Nikky Finney is the author of poetry collections such as Head Off and Split.
What is your method for overcoming writer’s block?
If you believe there is such a thing as "writer's block" then it will exist and it will find you. Of course there are times when the writing is not smooth, cute, or memorable. But I like to remind myself that my hand still works and therefore writing work of some kind can be done. It took me awhile to totally invest in this truth but once I did it changed everything about my writing. My writing muscles got a lot stronger.
What are your favorite or most helpful writing prompts?
I love music and I really like the act of zeroing in on a favorite line from a song and looking at it closer and more cleanly without the "baggage" of the rest of the song. When I do this I learn a lot about what I like and what I don't—what I'm drawn to and what I feel lyrically responsive to. I also like looking deeply at words that are usually seen in one way—with one main definition—and finding a new way in to that word—coming at it from another angle. I did for a poem called "Charm." I remember thinking about the word for several days and then lingering around the question of what moment in my life would I wear around my neck—like a charm—if I could. Several poems appeared in that moment.
What is the most valuable advice you received as a young writer?
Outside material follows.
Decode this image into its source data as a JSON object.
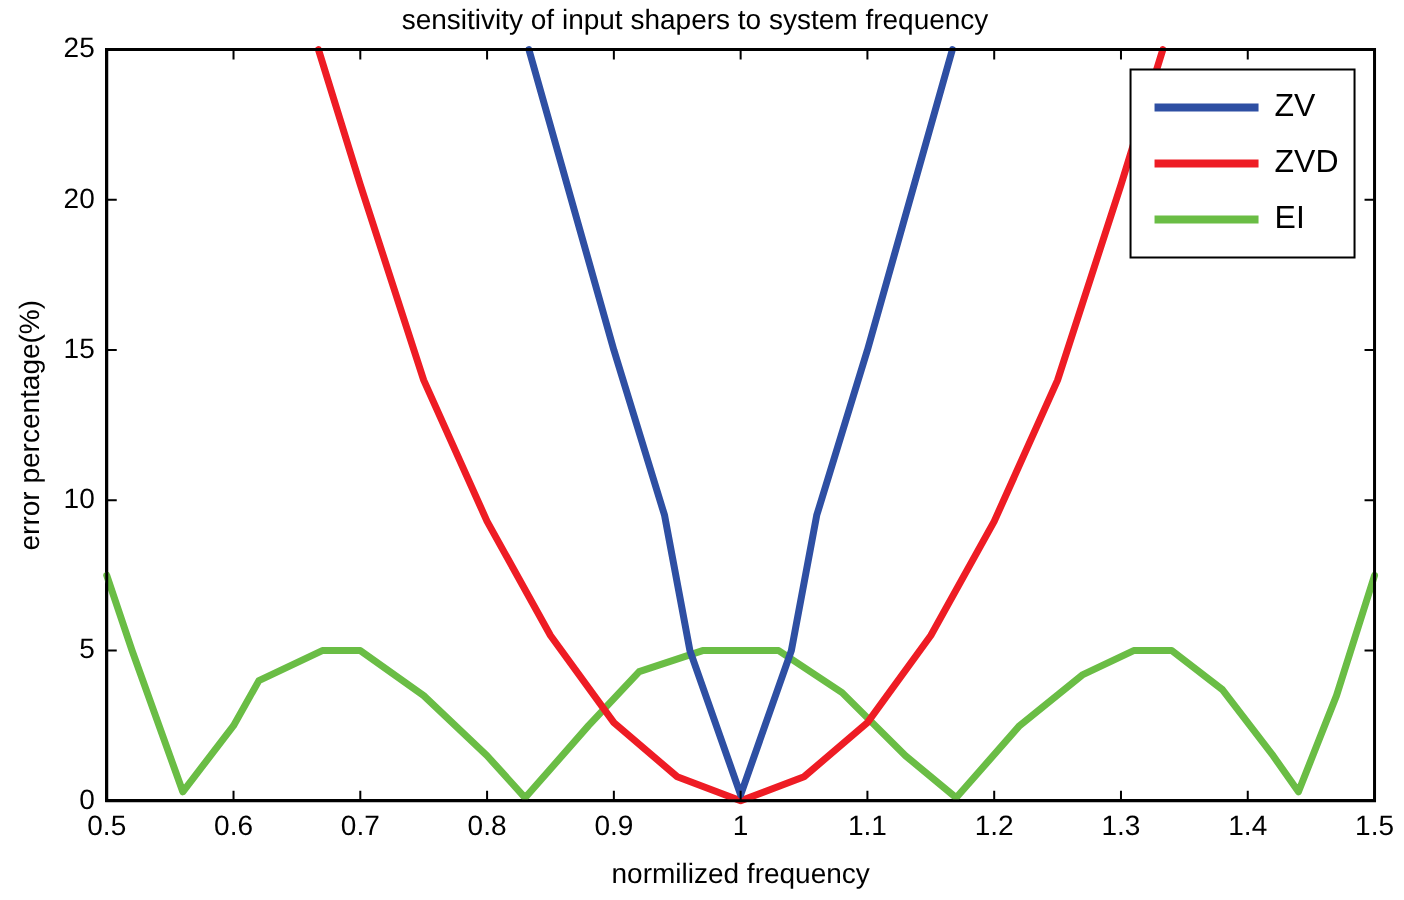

The great American writer John Oliver Killens told me when I was 18 that "writing was like sitting in the saddle of a good race horse. The rider's (writer's) job was to hold on tight to the reins and not get out of that seat, no matter how bumpy the ride, no matter how glorious, not until the ride was absolutely over, the horse exhausted and trotting back to her stall." You have to write often in order to learn when the ride is a short one, a longer one, and when the ride is done for the day. A writer who learns how to not get up from her writing chair is the equivalent of a human being learning how to walk.